I have been on a journey of self-destruction since I was eighteen. Truthfully, probably longer than that, but I was not in control of my life than as I am now. Passionately I have run head first, no looking back, no slowing down, caution the wind straight for love…or so I thought. I have searched for this illusive but much-needed love high and low, up and down, side to side, and round and round; imaging I had found it time and countless time again.
Now one may wonder if this journey has been fun…at times, yes; however, for the most part and majority of this trip HELL NO! The past fourteen years my journey for love has been one of the most disappointing, depressing, comical, dangerous, destroying, destructive, and twisted runs that one woman has ever had to face (figuratively speaking of course because I am sure there are other women who have been through much worse). Yesterday, however, this journey for love came to a complete halt.
One word: jail. That one word was looming in my future (yes it was just that crazy) if I did not decide to make a change and fast. The last two men who I have chosen to commit myself to, whole heartily, no strings attached didn’t feel quite the same way. In fact, their ideas and feelings of love, commitments, and relationships are still ones I am trying to figure out. No understanding there. The thing is I was forced to sit down and reflect on these journeys I have been taking for love and I came to the extremely painful realization that this entire journey is my fault and of my choosing. Mainly because I chose to try to love others before learning to love myself first.Oh, I don’t mind at all throwing love around to others. Nope…you want or need some love, come see me. There has been one person showing up though, time and time again; and each time I opened the door and saw her standing there I instantly became disgusted and slammed the door in her face. I showed up but I never allowed myself to walk through my own door of self acceptance and love.

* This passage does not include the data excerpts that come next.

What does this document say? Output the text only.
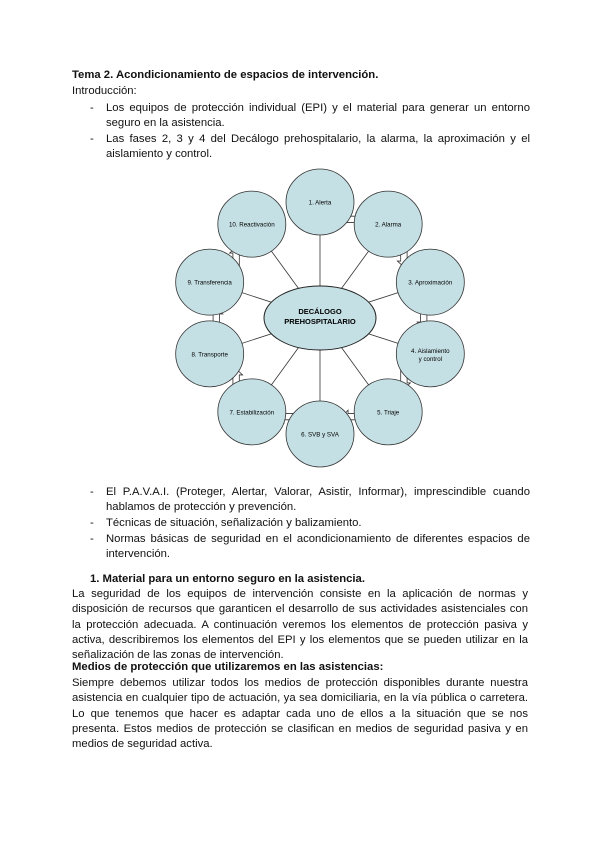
Tema 2. Acondicionamiento de espacios de intervención.
Introducción:
- Los equipos de protección individual (EPI) y el material para generar un entorno seguro en la asistencia.
- Las fases 2, 3 y 4 del Decálogo prehospitalario, la alarma, la aproximación y el aislamiento y control.
1. Alerta
2. Alarma
3. Aproximación
4. Aislamiento
y control
5. Triaje
6. SVB y SVA
7. Estabilización
8. Transporte
9. Transferencia
10. Reactivación
DECÁLOGO
PREHOSPITALARIO
- El P.A.V.A.I. (Proteger, Alertar, Valorar, Asistir, Informar), imprescindible cuando hablamos de protección y prevención.
- Técnicas de situación, señalización y balizamiento.
- Normas básicas de seguridad en el acondicionamiento de diferentes espacios de intervención.
1. Material para un entorno seguro en la asistencia.
La seguridad de los equipos de intervención consiste en la aplicación de normas y disposición de recursos que garanticen el desarrollo de sus actividades asistenciales con la protección adecuada. A continuación veremos los elementos de protección pasiva y activa, describiremos los elementos del EPI y los elementos que se pueden utilizar en la señalización de las zonas de intervención.
Medios de protección que utilizaremos en las asistencias:
Siempre debemos utilizar todos los medios de protección disponibles durante nuestra asistencia en cualquier tipo de actuación, ya sea domiciliaria, en la vía pública o carretera. Lo que tenemos que hacer es adaptar cada uno de ellos a la situación que se nos presenta. Estos medios de protección se clasifican en medios de seguridad pasiva y en medios de seguridad activa.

After years of abuse I realize that somewhere along the way I began to believe all the lies and in turn these lies and experiences had slowly but surely destroyed my self-esteem and self-confidence. Not exactly sure when these two life thriving and very necessary partners abandoned me (or rather probably vice versa) but it is evident that both are long gone…leaving behind nothing but a dust trail. Last night, however, my older brother and sister must have been paid a visit by my two long lost companions because I was sat down and forced to face the mirror I have hated for so long and more than anything: myself.
As if that wasn’t rough and hard enough it seems as though lately everyone I am coming across or speaking with are all repeating the same song, mantra, knowledge, and reflection. The universe and God are obviously trying to relay a message to me and I think its time that I listen. The journey of self-hatred has been painfully long, extremely stressful, vastly disappointing trip, but one (whether I like it or not) that I willingly went on. I ignored all the warning, bumps in the roads, caution signs, and weather signals indicating danger being hurled at me and I really can’t tell you why other than I am or rather was just that desperate for love (or so I believed). The truth is never easy to face, let alone say out loud, especially to others, but I am so ready to face it and be reacquainted and re-introduced to my self-esteem and self-confidence. Boy, have I missed them!

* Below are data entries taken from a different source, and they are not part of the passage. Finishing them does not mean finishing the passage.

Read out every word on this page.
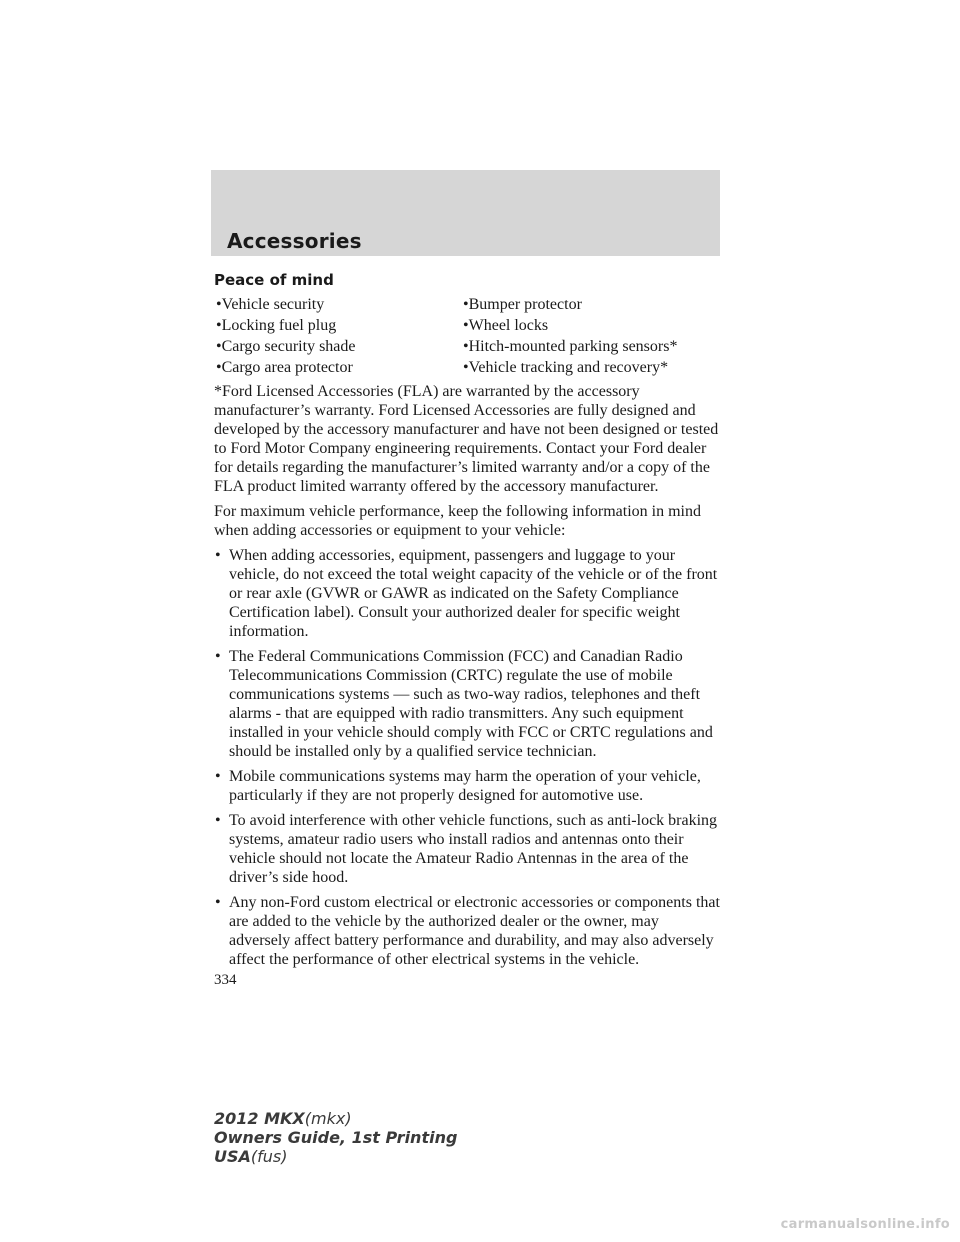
Accessories
Peace of mind
•Vehicle security	•Bumper protector
•Locking fuel plug	•Wheel locks
•Cargo security shade	•Hitch-mounted parking sensors*
•Cargo area protector	•Vehicle tracking and recovery*

*Ford Licensed Accessories (FLA) are warranted by the accessory manufacturer’s warranty. Ford Licensed Accessories are fully designed and developed by the accessory manufacturer and have not been designed or tested to Ford Motor Company engineering requirements. Contact your Ford dealer for details regarding the manufacturer’s limited warranty and/or a copy of the FLA product limited warranty offered by the accessory manufacturer.

For maximum vehicle performance, keep the following information in mind when adding accessories or equipment to your vehicle:

• When adding accessories, equipment, passengers and luggage to your vehicle, do not exceed the total weight capacity of the vehicle or of the front or rear axle (GVWR or GAWR as indicated on the Safety Compliance Certification label). Consult your authorized dealer for specific weight information.
• The Federal Communications Commission (FCC) and Canadian Radio Telecommunications Commission (CRTC) regulate the use of mobile communications systems — such as two-way radios, telephones and theft alarms - that are equipped with radio transmitters. Any such equipment installed in your vehicle should comply with FCC or CRTC regulations and should be installed only by a qualified service technician.
• Mobile communications systems may harm the operation of your vehicle, particularly if they are not properly designed for automotive use.
• To avoid interference with other vehicle functions, such as anti-lock braking systems, amateur radio users who install radios and antennas onto their vehicle should not locate the Amateur Radio Antennas in the area of the driver’s side hood.
• Any non-Ford custom electrical or electronic accessories or components that are added to the vehicle by the authorized dealer or the owner, may adversely affect battery performance and durability, and may also adversely affect the performance of other electrical systems in the vehicle.
334
2012 MKX(mkx)
Owners Guide, 1st Printing
USA(fus)
carmanualsonline.info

I know this journey to self love will not be an easy one, but I also know its got to be a lot more fun, peaceful, happier, and rewarding than this journey of self-hatred has been. Probably a lot cheaper too. I opened my email this morning and in it was a message from the universe (yes, I am one of those TUT subscribers) and the message blew me away and began the process of re-instilling hope in me again. The message read…”That thing you’re dealing with right now, Shavonne…is not by chance. It’s the beginning of the most exciting transformation of your life, so far.” So from all fronts the universe seems to be screaming back at me that if I put in the work everything’s going to be just fine. This journey has me excited and a little bit giddy, can’t wait to see where I’m headed this time.